Brendan looked very much like his older brother. Light brown hair, big blue eyes, half-irish ethnicity shining (blinding?) from his skin. At first, it seemed like the sleeping beauty in the crib might be a repeat order. Ahhh, it's so pleasant to watch a baby sleeping.

And then he grew, grinned, crawled, ran, climbed up on tabletops, ripped, grinned running away from me towards traffic, SCREAMED, defied, slapped, dragged items out of cabinets and drawers, LAUGHED, banged into things and kept on running, hid from me in the house, tumbled down stairs, fought any kind of restraint (car seat, stroller, highchair) and threw any book I attempted to read him across the room triumphantly. But the worst...the most cringeworthy....was THE POOP SMEARING.

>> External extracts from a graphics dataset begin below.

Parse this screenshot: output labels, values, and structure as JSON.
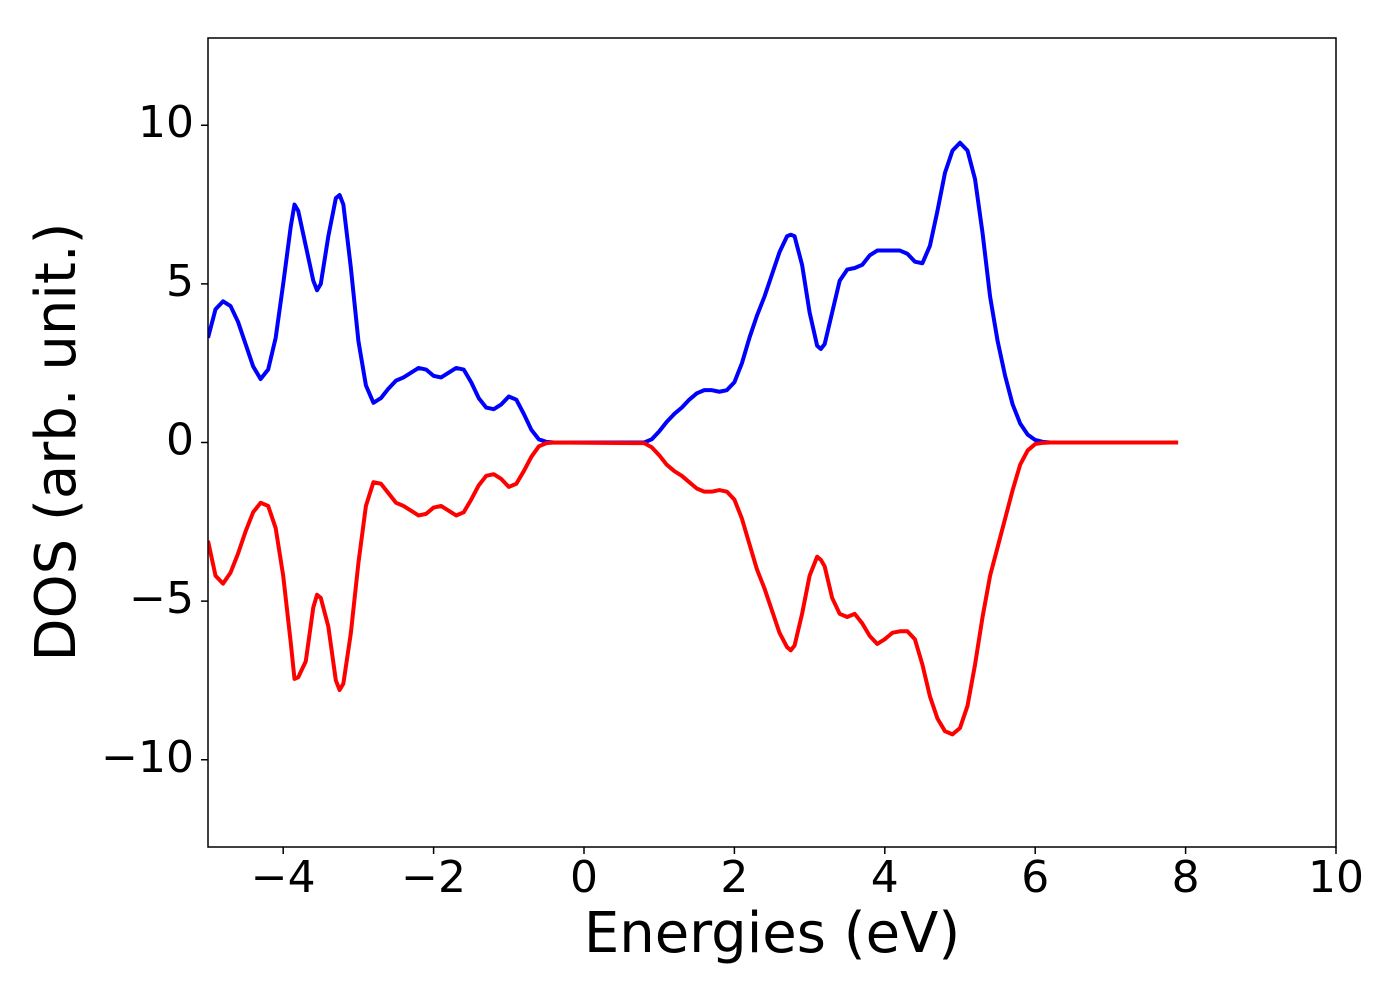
{
  "chart_data": {
    "type": "line",
    "x_label": "Energies (eV)",
    "y_label": "DOS (arb. unit.)",
    "xlim": [
      -5,
      10
    ],
    "ylim": [
      -12.75,
      12.75
    ],
    "xticks": [
      {
        "value": -4,
        "label": "−4"
      },
      {
        "value": -2,
        "label": "−2"
      },
      0,
      2,
      4,
      6,
      8,
      10
    ],
    "yticks": [
      {
        "value": -10,
        "label": "−10"
      },
      {
        "value": -5,
        "label": "−5"
      },
      0,
      5,
      10
    ],
    "grid": false,
    "x": [
      -5.0,
      -4.9,
      -4.8,
      -4.7,
      -4.6,
      -4.5,
      -4.4,
      -4.3,
      -4.2,
      -4.1,
      -4.0,
      -3.9,
      -3.85,
      -3.8,
      -3.7,
      -3.6,
      -3.55,
      -3.5,
      -3.4,
      -3.3,
      -3.25,
      -3.2,
      -3.1,
      -3.0,
      -2.9,
      -2.8,
      -2.7,
      -2.6,
      -2.5,
      -2.4,
      -2.3,
      -2.2,
      -2.1,
      -2.0,
      -1.9,
      -1.8,
      -1.7,
      -1.6,
      -1.5,
      -1.4,
      -1.3,
      -1.2,
      -1.1,
      -1.0,
      -0.9,
      -0.8,
      -0.7,
      -0.6,
      -0.5,
      -0.4,
      0.8,
      0.9,
      1.0,
      1.1,
      1.2,
      1.3,
      1.4,
      1.5,
      1.6,
      1.7,
      1.8,
      1.9,
      2.0,
      2.1,
      2.2,
      2.3,
      2.4,
      2.5,
      2.6,
      2.7,
      2.75,
      2.8,
      2.9,
      3.0,
      3.1,
      3.15,
      3.2,
      3.3,
      3.4,
      3.5,
      3.6,
      3.7,
      3.8,
      3.9,
      4.0,
      4.1,
      4.2,
      4.3,
      4.4,
      4.5,
      4.6,
      4.7,
      4.8,
      4.9,
      5.0,
      5.1,
      5.2,
      5.3,
      5.4,
      5.5,
      5.6,
      5.7,
      5.8,
      5.9,
      6.0,
      6.1,
      6.2,
      7.9
    ],
    "series": [
      {
        "color": "#0000ff",
        "values": [
          3.3,
          4.2,
          4.45,
          4.3,
          3.8,
          3.1,
          2.4,
          2.0,
          2.3,
          3.3,
          5.0,
          6.8,
          7.5,
          7.3,
          6.2,
          5.1,
          4.8,
          5.0,
          6.5,
          7.7,
          7.8,
          7.5,
          5.5,
          3.2,
          1.8,
          1.25,
          1.4,
          1.7,
          1.95,
          2.05,
          2.2,
          2.35,
          2.3,
          2.1,
          2.05,
          2.2,
          2.35,
          2.3,
          1.9,
          1.4,
          1.1,
          1.05,
          1.2,
          1.45,
          1.35,
          0.9,
          0.4,
          0.1,
          0.02,
          0,
          0,
          0.1,
          0.35,
          0.65,
          0.9,
          1.1,
          1.35,
          1.55,
          1.65,
          1.65,
          1.6,
          1.65,
          1.9,
          2.5,
          3.3,
          4.0,
          4.6,
          5.3,
          6.0,
          6.5,
          6.55,
          6.5,
          5.6,
          4.1,
          3.05,
          2.95,
          3.1,
          4.1,
          5.1,
          5.45,
          5.5,
          5.6,
          5.9,
          6.05,
          6.05,
          6.05,
          6.05,
          5.95,
          5.7,
          5.65,
          6.2,
          7.3,
          8.5,
          9.2,
          9.45,
          9.2,
          8.3,
          6.6,
          4.6,
          3.2,
          2.1,
          1.2,
          0.6,
          0.25,
          0.08,
          0.02,
          0,
          0
        ]
      },
      {
        "color": "#ff0000",
        "values": [
          -3.1,
          -4.2,
          -4.45,
          -4.1,
          -3.5,
          -2.8,
          -2.2,
          -1.9,
          -2.0,
          -2.7,
          -4.2,
          -6.3,
          -7.45,
          -7.4,
          -6.9,
          -5.2,
          -4.8,
          -4.9,
          -5.8,
          -7.5,
          -7.8,
          -7.6,
          -6.0,
          -3.8,
          -2.0,
          -1.25,
          -1.3,
          -1.6,
          -1.9,
          -2.0,
          -2.15,
          -2.3,
          -2.25,
          -2.05,
          -2.0,
          -2.15,
          -2.3,
          -2.2,
          -1.8,
          -1.35,
          -1.05,
          -1.0,
          -1.15,
          -1.4,
          -1.3,
          -0.9,
          -0.45,
          -0.12,
          -0.02,
          0,
          -0.02,
          -0.15,
          -0.4,
          -0.7,
          -0.9,
          -1.05,
          -1.25,
          -1.45,
          -1.55,
          -1.55,
          -1.5,
          -1.55,
          -1.8,
          -2.4,
          -3.2,
          -4.0,
          -4.6,
          -5.3,
          -6.0,
          -6.45,
          -6.55,
          -6.4,
          -5.4,
          -4.2,
          -3.6,
          -3.7,
          -3.9,
          -4.9,
          -5.4,
          -5.5,
          -5.4,
          -5.7,
          -6.1,
          -6.35,
          -6.2,
          -6.0,
          -5.95,
          -5.95,
          -6.2,
          -7.0,
          -8.0,
          -8.7,
          -9.1,
          -9.2,
          -9.0,
          -8.3,
          -7.0,
          -5.5,
          -4.2,
          -3.3,
          -2.4,
          -1.5,
          -0.7,
          -0.25,
          -0.05,
          -0.01,
          0,
          0
        ]
      }
    ]
  }
}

Calm three-year-old Christopher was by my side when we entered the room after Brendan's nap time and discovered the debauchery. Literally. Shit. Everywhere. Sheets. Crib. Face. Fingernails. He had even created a mural on the flat surface on one of the inside walls. He preened like a peacock. This one-year-old had defeated me and he knew it.

At first we stood in shock. Christopher's mouth hung open like mine.

"Ewwwhhh," he said. "Is that his poop?"

I cringed. It was a full physical clench, the kind that starts in your jaw and radiates up and down through your limbs like some form of electroshock therapy. I wondered if I would ever unclench. It was not merely the prospect of a toxic clean-up. It was that this being was MY KID. What the hell was waiting for me in the future?

There is not an ounce of parental smugness left in me. And, no, I don't want to submit this story to a parents magazine.


  1. Ahh yes....nice little stroll down memory lane here. (Still can't believe you took pix...I don't think I would have been running to get the camera.) As I recall, this led to one of those all too frequent calls to me at work..."Do you want to hear what your son just did?"

  2. I love that you took a picture first then cleaned up!

  3. We had a similar "code brown" once. My husband put her in the shower before I could see her. He said it was so I would be able to "still love her." (His words.) I washed the crib with bleach 4 times before I moved on to soap and water.

  4. My Godchild is a will all be calling him "Mr. President" one day.